Earnings Strength Trumps Tariffs, Supports Rally

Heading into this week, the markets viewed the trade negotiations with China heading in a very positive direction, confirming the uptrend is on track.

Last week markets welcomed the cooler inflation print, and they should. The detail shows what I’ve been saying for a long time: BLS shelter inflation numbers are finally catching down to real world data. Private rent gauges have been flat-to-negative year over year, and CPI official shelter—nearly 40% of core CPI—just delivered its slowest rise in five years. That’s a fulcrum of disinflation, even if some non-shelter components ran a touch hotter. Translating this to the Fed’s preferred PCE means we won’t see a big downside surprise at month-end, but the trajectory remains favorable.

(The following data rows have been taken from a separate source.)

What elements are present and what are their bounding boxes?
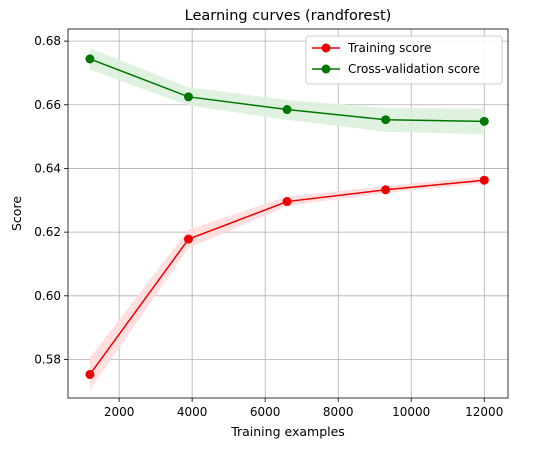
y-tick-label: 0.62 bbox=[34, 225, 61, 239]
y-tick-label: 0.68 bbox=[34, 34, 61, 48]
training-score-point bbox=[85, 369, 95, 379]
y-tick-label: 0.58 bbox=[34, 352, 61, 366]
x-tick-label: 12000 bbox=[465, 405, 503, 419]
chart-title: Learning curves (randforest) bbox=[185, 8, 392, 24]
y-tick-label: 0.60 bbox=[34, 289, 61, 303]
x-tick-label: 8000 bbox=[323, 405, 354, 419]
confidence-bands bbox=[89, 48, 485, 390]
y-axis-label: Score bbox=[9, 196, 24, 231]
x-tick-label: 2000 bbox=[104, 405, 135, 419]
y-tick-label: 0.66 bbox=[34, 98, 61, 112]
x-axis-ticks: 2000 4000 6000 8000 10000 12000 bbox=[104, 398, 503, 419]
x-axis-label: Training examples bbox=[230, 424, 345, 439]
plot-frame bbox=[67, 28, 509, 399]
x-tick-label: 10000 bbox=[392, 405, 430, 419]
cross-validation-score-point bbox=[282, 105, 292, 115]
training-score-legend-marker bbox=[321, 43, 331, 53]
x-tick-label: 6000 bbox=[250, 405, 281, 419]
series-markers bbox=[85, 54, 489, 379]
training-score-point bbox=[282, 197, 292, 207]
cross-validation-score-band bbox=[89, 48, 485, 135]
grid bbox=[68, 29, 508, 398]
cross-validation-score-point bbox=[381, 115, 391, 125]
training-score-legend-label: Training score bbox=[347, 41, 431, 55]
training-score-point bbox=[183, 234, 193, 244]
cross-validation-score-legend-marker bbox=[321, 64, 331, 74]
legend-box bbox=[305, 35, 503, 85]
training-score-point bbox=[479, 175, 489, 185]
training-score-band bbox=[89, 176, 485, 390]
training-score-line bbox=[89, 179, 485, 375]
cross-validation-score-point bbox=[85, 54, 95, 64]
x-tick-label: 4000 bbox=[177, 405, 208, 419]
training-score-point bbox=[381, 185, 391, 195]
cross-validation-score-point bbox=[183, 92, 193, 102]
y-tick-label: 0.64 bbox=[34, 161, 61, 175]
cross-validation-score-point bbox=[479, 116, 489, 126]
legend: Training score Cross-validation score bbox=[305, 35, 503, 85]
cross-validation-score-legend-label: Cross-validation score bbox=[348, 62, 480, 76]
y-axis-ticks: 0.58 0.60 0.62 0.64 0.66 0.68 bbox=[34, 34, 68, 366]
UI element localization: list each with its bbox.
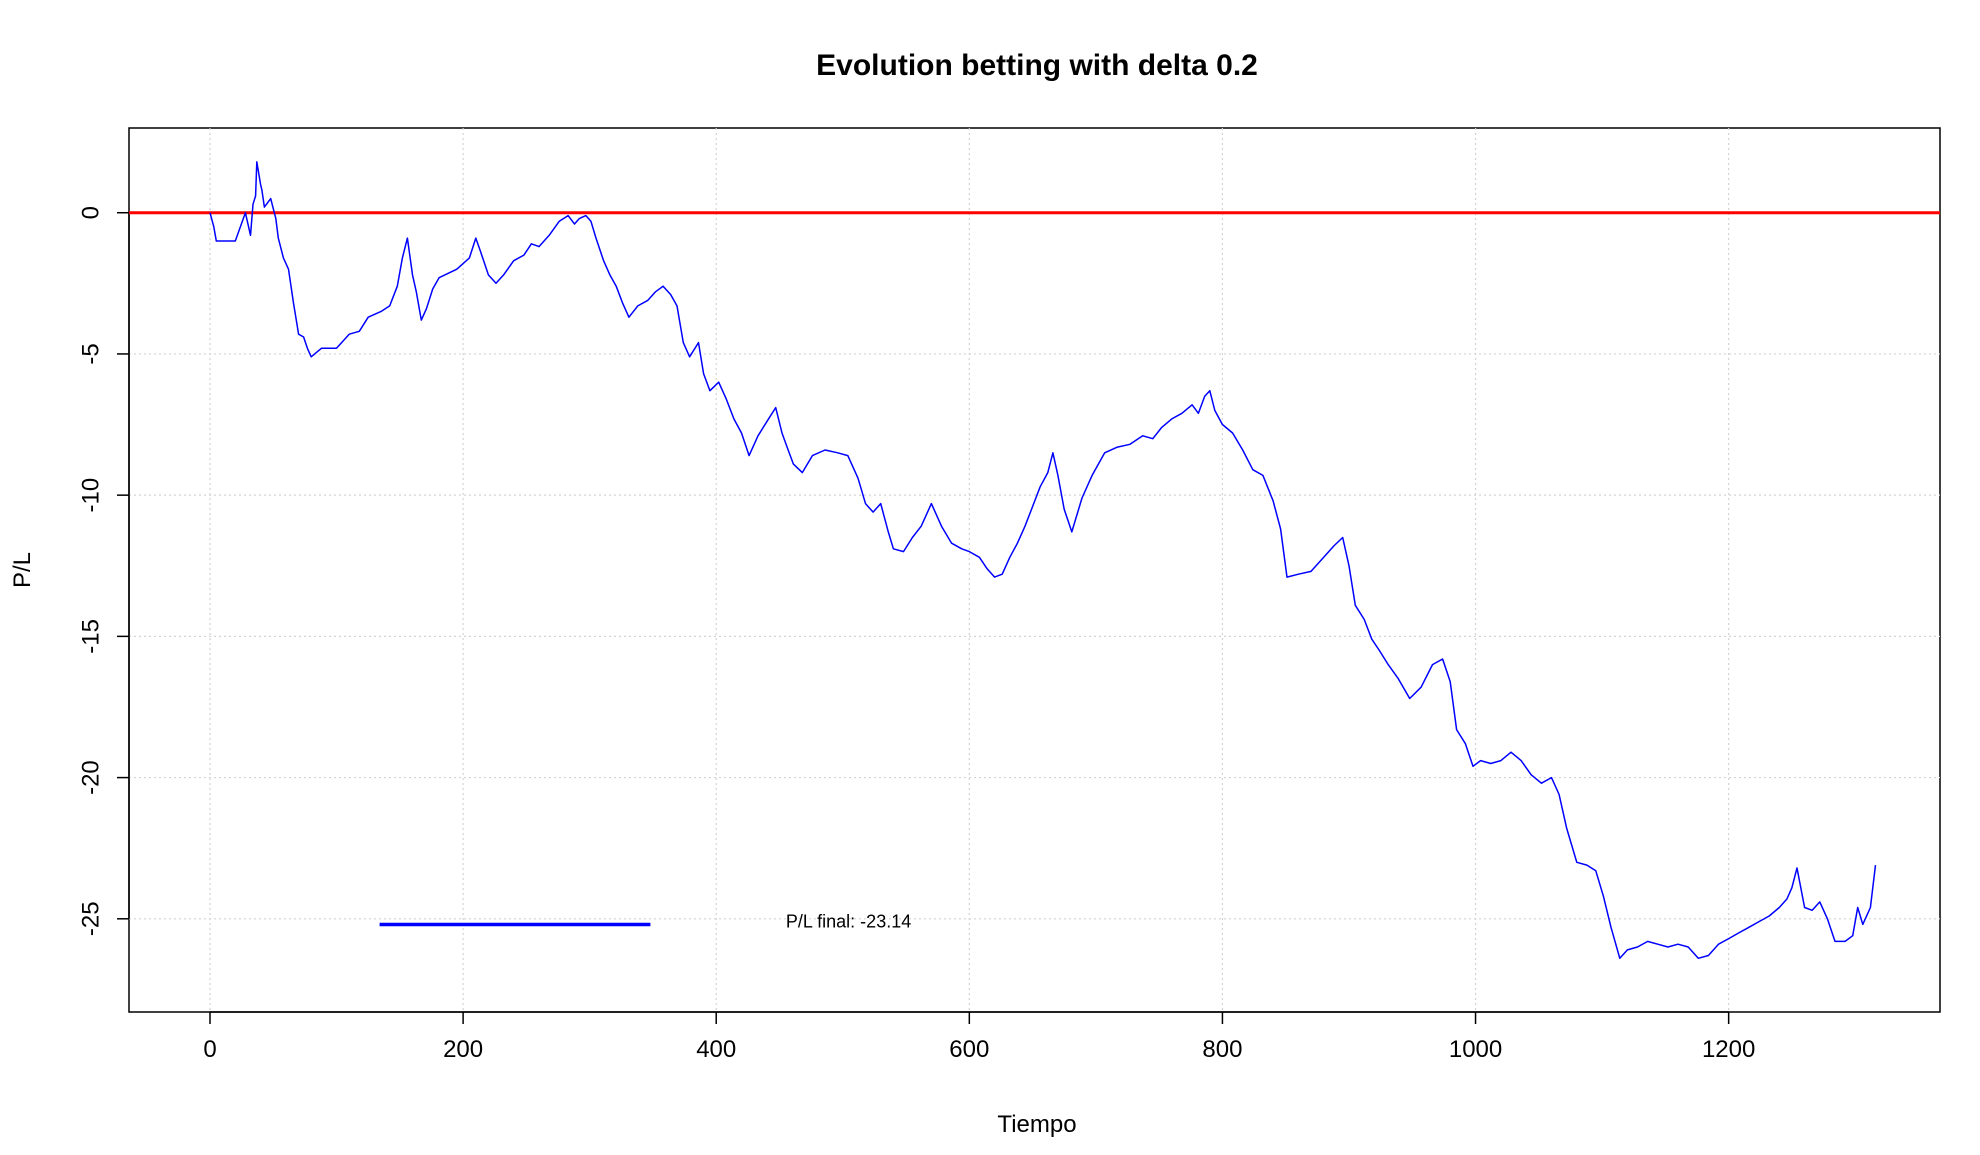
y-axis-label: P/L: [9, 552, 36, 588]
x-tick-label: 800: [1202, 1036, 1242, 1063]
x-axis: 0 200 400 600 800 1000 1200: [203, 1011, 1755, 1063]
grid-lines: [129, 128, 1940, 1012]
plot-frame: [128, 127, 1941, 1013]
y-tick-label: -10: [77, 478, 104, 513]
y-tick-label: -20: [77, 760, 104, 795]
x-tick-label: 600: [949, 1036, 989, 1063]
y-tick-label: -15: [77, 619, 104, 654]
y-tick-label: -5: [77, 343, 104, 364]
pl-series-line: [209, 161, 1877, 960]
x-tick-label: 1200: [1702, 1036, 1755, 1063]
final-pl-annotation: P/L final: -23.14: [786, 911, 911, 931]
x-tick-label: 0: [203, 1036, 216, 1063]
y-tick-label: -25: [77, 901, 104, 936]
chart-title: Evolution betting with delta 0.2: [816, 49, 1258, 82]
y-axis: 0 -5 -10 -15 -20 -25: [77, 206, 130, 936]
x-tick-label: 1000: [1449, 1036, 1502, 1063]
y-tick-label: 0: [77, 206, 104, 219]
x-tick-label: 200: [443, 1036, 483, 1063]
x-tick-label: 400: [696, 1036, 736, 1063]
x-axis-label: Tiempo: [997, 1111, 1076, 1138]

With that backdrop, I expect a 25-basis point cut at next week’s FOMC and another 25 basis points in December. This meeting won’t bring a dot plot, so Chair Powell’s tone will do the signaling, but the policy direction is clear. I put the odds north of 90% that we get the December cut as well, and I see room for additional quarter-point reductions in early 2026 if the disinflation trend persists.

The real economy continues to look good—neither overheating nor cracking. Weekly claims reconstructions by the banks point to the mid-220,000s, consistent with stable labor demand, and the S&P Global private-sector readings show no deterioration. Regional surveys are mixed, but that’s normal noise.

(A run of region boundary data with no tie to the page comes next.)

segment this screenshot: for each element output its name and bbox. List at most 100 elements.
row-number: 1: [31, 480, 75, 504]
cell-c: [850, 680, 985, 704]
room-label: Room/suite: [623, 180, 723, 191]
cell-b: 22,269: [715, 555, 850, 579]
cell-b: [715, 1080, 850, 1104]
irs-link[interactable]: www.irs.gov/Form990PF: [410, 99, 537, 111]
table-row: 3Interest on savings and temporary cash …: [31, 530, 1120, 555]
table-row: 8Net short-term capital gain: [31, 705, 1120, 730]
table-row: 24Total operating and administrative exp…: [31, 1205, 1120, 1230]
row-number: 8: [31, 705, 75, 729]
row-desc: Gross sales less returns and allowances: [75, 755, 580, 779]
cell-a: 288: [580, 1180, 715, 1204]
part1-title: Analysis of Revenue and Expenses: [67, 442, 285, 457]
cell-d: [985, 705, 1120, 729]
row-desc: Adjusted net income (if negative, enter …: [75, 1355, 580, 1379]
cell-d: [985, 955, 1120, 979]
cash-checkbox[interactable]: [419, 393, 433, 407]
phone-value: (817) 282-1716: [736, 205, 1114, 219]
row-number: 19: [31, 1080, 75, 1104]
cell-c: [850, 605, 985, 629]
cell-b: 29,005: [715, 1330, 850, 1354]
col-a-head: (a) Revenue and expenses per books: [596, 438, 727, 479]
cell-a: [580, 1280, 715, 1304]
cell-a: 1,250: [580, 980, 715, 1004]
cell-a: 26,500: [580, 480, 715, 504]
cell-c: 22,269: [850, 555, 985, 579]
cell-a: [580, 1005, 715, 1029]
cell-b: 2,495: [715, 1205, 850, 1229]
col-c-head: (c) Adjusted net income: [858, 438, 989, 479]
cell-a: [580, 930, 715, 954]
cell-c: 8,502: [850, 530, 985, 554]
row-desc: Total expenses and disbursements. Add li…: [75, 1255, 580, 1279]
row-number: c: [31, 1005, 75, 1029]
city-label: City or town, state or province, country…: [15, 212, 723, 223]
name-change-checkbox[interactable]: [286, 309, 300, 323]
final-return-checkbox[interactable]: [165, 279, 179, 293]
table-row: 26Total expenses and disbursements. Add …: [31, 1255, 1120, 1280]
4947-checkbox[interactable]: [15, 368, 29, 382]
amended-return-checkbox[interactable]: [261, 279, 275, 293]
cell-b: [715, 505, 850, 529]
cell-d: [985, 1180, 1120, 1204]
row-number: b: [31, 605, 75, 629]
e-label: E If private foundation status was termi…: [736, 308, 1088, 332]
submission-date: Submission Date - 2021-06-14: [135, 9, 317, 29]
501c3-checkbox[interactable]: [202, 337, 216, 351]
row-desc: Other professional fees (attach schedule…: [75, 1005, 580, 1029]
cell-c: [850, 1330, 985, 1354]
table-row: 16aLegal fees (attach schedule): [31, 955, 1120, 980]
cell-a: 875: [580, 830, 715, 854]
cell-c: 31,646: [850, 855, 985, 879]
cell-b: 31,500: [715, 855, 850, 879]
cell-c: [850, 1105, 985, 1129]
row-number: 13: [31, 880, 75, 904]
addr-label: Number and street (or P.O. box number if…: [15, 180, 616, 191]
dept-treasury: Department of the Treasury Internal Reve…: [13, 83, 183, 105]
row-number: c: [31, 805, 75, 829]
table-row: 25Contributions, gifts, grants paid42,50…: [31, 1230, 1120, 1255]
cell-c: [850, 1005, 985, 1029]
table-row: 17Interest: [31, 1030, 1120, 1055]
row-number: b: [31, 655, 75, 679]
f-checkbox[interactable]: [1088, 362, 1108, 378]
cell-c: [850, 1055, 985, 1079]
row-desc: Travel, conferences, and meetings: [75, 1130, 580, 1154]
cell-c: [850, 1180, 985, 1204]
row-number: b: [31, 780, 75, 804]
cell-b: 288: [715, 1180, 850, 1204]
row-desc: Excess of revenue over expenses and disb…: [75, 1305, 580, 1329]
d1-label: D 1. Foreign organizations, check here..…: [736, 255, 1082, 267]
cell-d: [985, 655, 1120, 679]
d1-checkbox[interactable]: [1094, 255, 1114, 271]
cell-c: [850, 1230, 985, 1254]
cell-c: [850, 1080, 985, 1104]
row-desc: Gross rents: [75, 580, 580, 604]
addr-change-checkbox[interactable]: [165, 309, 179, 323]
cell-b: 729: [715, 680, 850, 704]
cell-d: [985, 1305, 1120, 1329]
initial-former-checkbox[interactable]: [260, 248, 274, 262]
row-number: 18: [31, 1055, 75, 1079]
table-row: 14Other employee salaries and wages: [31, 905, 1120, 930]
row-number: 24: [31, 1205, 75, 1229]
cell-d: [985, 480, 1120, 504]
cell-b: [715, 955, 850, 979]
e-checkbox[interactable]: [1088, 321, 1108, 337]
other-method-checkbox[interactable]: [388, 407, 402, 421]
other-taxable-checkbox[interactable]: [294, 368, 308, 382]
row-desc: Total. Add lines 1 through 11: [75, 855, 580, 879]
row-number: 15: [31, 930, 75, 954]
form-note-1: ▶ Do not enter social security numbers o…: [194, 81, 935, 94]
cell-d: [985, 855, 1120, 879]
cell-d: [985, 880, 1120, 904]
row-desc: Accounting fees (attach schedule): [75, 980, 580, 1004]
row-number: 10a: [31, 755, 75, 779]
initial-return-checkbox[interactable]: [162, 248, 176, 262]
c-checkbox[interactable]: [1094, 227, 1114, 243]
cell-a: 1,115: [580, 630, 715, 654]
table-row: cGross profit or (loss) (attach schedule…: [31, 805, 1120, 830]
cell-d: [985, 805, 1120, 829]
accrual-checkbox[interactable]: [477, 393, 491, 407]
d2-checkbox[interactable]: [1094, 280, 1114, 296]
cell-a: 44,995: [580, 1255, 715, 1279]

Importantly, housing isn’t falling off a cliff. Builder sentiment ticked up, and while overall activity is subdued, I do not see a recessionary downdraft coming from housing. The main headwind remains regulatory and zoning friction that constrains supply and keeps costs elevated—NIMBYism is still doing its damage. On rates, I told a real-estate audience last week not to anchor on 5% 30-year fixed rate mortgages; I expect the 10-year to stay roughly where it is, within about a quarter-point band, while short rates do the heavy lifting for lower adjustable mortgage rates.